Its previous keeper put Obligattos on it, so that might account for some of the sound, although I certainly don't know enough to say. The clerk suggests I use less expensive strings. But I had read about Obligattos here, so I kept them.
The violin comes with a bow, fine tuners (ugly), rosin, and a case. I buy a music stand, a shoulder rest, a tuning fork, a pitch pipe... and then the clerk says, "Oh, there are electronic tuners." So I go look at those and buy one that is also a metronome. The clerk puts the violin under my chin and adjusts the shoulder rest. I sign a bunch of papers, they hand me my stuff, and that's that.

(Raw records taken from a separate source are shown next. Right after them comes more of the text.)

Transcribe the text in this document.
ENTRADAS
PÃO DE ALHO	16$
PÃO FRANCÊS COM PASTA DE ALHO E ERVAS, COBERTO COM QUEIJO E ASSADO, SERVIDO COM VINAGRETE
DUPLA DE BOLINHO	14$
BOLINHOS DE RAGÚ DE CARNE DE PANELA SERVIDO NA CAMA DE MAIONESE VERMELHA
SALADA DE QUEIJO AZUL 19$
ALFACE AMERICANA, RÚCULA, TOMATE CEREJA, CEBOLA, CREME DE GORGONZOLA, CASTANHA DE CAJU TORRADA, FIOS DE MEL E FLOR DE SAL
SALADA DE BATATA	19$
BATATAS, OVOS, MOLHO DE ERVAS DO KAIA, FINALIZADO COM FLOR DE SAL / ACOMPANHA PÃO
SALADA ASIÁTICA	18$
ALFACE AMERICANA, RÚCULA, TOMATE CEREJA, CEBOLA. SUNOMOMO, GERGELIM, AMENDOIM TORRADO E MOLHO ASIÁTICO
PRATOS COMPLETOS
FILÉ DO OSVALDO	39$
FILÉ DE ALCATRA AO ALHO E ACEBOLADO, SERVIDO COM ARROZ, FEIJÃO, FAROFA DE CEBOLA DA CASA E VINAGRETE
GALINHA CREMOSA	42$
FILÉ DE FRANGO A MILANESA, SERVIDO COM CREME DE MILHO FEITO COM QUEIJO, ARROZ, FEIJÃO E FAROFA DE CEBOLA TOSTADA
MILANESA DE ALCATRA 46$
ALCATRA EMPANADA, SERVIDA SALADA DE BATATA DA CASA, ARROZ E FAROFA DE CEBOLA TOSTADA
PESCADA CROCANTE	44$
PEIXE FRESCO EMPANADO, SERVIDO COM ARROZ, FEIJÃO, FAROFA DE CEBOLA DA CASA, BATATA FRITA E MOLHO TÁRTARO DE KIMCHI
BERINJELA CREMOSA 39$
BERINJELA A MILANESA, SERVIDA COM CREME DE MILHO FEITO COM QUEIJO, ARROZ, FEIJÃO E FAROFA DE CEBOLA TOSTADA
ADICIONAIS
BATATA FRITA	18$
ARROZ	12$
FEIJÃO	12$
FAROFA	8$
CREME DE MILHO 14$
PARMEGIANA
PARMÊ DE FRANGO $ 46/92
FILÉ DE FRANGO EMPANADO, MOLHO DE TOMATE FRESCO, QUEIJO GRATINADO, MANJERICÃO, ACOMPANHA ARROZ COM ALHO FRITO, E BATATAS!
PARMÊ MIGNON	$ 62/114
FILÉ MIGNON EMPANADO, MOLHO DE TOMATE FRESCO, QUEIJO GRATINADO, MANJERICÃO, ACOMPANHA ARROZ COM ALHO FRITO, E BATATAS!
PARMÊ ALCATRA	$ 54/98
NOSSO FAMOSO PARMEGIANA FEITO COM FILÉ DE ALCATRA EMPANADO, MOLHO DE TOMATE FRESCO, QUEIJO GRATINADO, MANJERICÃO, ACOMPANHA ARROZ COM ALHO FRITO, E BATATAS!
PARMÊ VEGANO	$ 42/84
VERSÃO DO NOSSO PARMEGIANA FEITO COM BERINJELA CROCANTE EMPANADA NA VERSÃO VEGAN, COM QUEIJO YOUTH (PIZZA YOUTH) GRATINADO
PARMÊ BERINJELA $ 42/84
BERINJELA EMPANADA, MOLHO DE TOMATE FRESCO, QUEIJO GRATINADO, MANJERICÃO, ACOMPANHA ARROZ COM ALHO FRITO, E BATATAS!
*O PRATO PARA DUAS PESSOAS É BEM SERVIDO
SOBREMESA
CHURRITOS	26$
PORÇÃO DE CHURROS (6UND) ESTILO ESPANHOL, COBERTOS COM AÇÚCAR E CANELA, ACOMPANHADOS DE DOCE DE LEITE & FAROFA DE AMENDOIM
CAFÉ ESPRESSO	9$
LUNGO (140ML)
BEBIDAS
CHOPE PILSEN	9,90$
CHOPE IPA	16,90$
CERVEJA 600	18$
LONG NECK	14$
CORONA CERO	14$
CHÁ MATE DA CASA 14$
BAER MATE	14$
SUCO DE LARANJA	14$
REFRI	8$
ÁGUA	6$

I bring it all home and play with it. Every day I take the violin from the case and look at it. The wood is so beautiful I can't help but caress it. The clerk showed me how to tighten the bow correctly, so I do, and draw it across the strings. The sound is lovely. Finally, several days after bringing it home, I put it under my chin; I'm amazed at how light it is. I draw the bow lightly over the open strings. My husband calls to me and tells me how beautiful it sounds from the living room. I know he is telling the truth.
I know how to hold neither the violin nor bow, nor how to position the bow correctly on the strings, but this bubble of wood and varnish rewards my fumbling efforts with beauty, with music. What a generous spirit it has!
Yes, yes, I'm sure it's obvious -- I have fallen in love with my violin.